Loano

A Loano danno… I numerini

A Loano danno… I numerini

Mattino ore 8.30, martedì.

Numero 43, do un’occhiata in giro, scorgo un posto libero, la signora gentilmente toglie la borsa e mi accomodo.

Conto gli sportelli: solo tre sono aperti, in uno c’è una bella signora bionda, è molto gentile e spero di essere servito da lei quando sarà il mio turno.

L’impiegata offre agli utenti carte telefoniche della posta ad un prezzo vantaggioso; invita a passare dal suo sportello anche gli utenti degli altri sportelli… Intanto il numero sul tabellone è sempre fermo sul 26.

 Accanto a me c’è una giovane madre che gioca col suo bimbo; più o meno avrà due anni, ancora regge i tempi di attesa e non è irrequieto.

Entra una donna sui settant’anni, osserva la colonnina dei numeri come fosse un mostro, fa una smorfia con la bocca, aggrotta le sopracciglia, arriccia il naso tirando su il labbro superiore, esita un attimo e poi si convince a prendere un biglietto. La signora guarda gli sportelli, alza gli occhi sul tabellone “incantato” dei numeri; poi, rassegnata, si siede al posto lasciato libero da un tizio che attende in piedi nervoso il proprio turno.

L’impiegata bionda e gentile insiste saltando da uno sportello all’altro cercando di piazzare carte. A questo punto, spero di essere servito da quella brutta (l’altra), che non sorride mai, ma almeno è più veloce.

Una terza signora accanto a me sta perdendo la pazienza e comincia un monologo polemico su come funzionano le poste in Italia; deve andare a lavorare e, per pagare un bollettino, le “balla” la giornata!

Io sono in pensione e non ho nulla da fare, ma penso che ha ragione.

Mi chiedo se è possibile che un paese come Loano, con un porto così grande, abbia un ufficio postale grande a sufficienza, ma aperto solo al mattino fino alle 13.00, soprattutto nei mesi estivi, quando il flusso di gente in riviera è maggiore… Ma, certo, anche gli impiegati hanno il diritto di andare a spiaggia!

Finalmente è il mio turno: pago il  bollettino e me ne vado. Sono le 10.10.

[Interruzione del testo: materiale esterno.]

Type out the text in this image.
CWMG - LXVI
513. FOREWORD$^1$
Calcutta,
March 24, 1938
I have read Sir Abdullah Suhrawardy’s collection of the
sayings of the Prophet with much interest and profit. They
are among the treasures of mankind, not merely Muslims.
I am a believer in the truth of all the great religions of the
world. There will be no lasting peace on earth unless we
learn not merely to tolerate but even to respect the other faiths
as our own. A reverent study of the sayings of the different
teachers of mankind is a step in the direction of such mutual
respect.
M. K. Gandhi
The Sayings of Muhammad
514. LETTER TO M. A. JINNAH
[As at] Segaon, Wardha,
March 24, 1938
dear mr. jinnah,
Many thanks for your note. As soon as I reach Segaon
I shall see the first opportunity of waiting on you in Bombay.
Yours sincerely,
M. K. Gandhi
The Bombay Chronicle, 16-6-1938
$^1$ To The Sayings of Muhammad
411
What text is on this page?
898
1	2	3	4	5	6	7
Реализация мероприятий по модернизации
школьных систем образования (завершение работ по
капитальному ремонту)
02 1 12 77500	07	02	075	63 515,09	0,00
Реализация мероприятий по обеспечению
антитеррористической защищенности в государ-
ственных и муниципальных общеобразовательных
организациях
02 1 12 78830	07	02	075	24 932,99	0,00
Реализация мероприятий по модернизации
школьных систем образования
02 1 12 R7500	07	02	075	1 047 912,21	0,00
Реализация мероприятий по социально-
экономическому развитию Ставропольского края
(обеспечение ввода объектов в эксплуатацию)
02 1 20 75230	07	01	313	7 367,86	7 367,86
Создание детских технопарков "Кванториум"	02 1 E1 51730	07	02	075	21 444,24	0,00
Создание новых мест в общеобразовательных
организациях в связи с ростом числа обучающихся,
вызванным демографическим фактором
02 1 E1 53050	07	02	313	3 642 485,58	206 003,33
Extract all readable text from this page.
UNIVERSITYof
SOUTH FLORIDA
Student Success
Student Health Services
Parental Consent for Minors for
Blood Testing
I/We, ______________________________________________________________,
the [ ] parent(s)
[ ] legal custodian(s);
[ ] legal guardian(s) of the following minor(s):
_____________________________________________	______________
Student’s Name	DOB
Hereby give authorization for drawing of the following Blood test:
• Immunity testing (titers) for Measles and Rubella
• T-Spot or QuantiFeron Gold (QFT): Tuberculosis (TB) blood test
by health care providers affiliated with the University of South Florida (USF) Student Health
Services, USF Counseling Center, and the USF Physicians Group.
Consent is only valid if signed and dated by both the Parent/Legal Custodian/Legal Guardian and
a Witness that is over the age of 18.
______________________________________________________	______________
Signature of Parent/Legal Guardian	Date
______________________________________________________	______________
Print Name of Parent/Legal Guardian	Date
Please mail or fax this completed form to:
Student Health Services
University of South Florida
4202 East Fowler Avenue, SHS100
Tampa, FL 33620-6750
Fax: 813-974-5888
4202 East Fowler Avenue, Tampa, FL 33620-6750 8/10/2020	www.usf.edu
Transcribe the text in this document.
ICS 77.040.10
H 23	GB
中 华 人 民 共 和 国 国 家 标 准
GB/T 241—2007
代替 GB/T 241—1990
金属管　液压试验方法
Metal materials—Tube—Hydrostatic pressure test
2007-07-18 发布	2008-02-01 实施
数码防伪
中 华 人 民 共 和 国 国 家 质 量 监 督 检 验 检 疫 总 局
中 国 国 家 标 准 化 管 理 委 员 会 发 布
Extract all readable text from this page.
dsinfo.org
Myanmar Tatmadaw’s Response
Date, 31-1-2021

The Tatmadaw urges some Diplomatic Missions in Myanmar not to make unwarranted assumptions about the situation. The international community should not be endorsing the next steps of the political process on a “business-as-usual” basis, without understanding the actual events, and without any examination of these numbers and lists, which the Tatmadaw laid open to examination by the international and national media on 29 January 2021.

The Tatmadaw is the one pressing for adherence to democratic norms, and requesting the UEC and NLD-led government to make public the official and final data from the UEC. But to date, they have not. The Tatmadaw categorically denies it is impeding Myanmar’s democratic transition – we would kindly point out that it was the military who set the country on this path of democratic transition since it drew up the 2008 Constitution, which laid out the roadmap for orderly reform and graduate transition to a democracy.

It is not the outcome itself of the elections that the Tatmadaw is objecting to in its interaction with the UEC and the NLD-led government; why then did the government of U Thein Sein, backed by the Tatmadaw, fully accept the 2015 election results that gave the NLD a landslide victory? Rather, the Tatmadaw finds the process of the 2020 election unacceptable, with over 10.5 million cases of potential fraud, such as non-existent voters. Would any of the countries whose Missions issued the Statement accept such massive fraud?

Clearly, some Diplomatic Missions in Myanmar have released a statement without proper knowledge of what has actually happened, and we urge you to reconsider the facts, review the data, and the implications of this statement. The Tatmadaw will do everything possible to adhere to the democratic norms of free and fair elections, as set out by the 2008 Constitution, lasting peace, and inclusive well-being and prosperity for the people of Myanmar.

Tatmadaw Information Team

Mi reco alla stazione per fare una serie di foto alla macchinetta perché ho smarrito la carta di identità e, dopo una breve coda di soli venti minuti (che passo allegramente sotto il sole guardando i tassisti che si lavano l’automobile), arriva il mio turno: sfodero un sorriso e… Clic.

Alle 10,45 sono all’anagrafe, prendo il solito numerino 57, ma come è possibile se l’ufficio apre alle dieci e mezza?

Mi armo di pazienza e aspetto il mio turno, che arriva a un quarto alle dodici.

L’impiegato  mi chiede la denuncia dei carabinieri, ma perché, domando io: non mi hanno rubato la carta di identità, l’ho smarrita! Niente da fare, senza la denuncia non si prendono la responsabilità di farmene una nuova. “Ma l’autocertificazione?”, protesto io! Non basta. Così ora dovrò recarmi dai carabinieri e chissà quanta gente c’è!

Esco fuori abbastanza alterato, sbattendo la porta e con un “fanculo” fra i denti, abbastanza chiaro, però, per strappare un applauso ai presenti in attesa.

Signore e signori: avanti il prossimo… E cin-cin!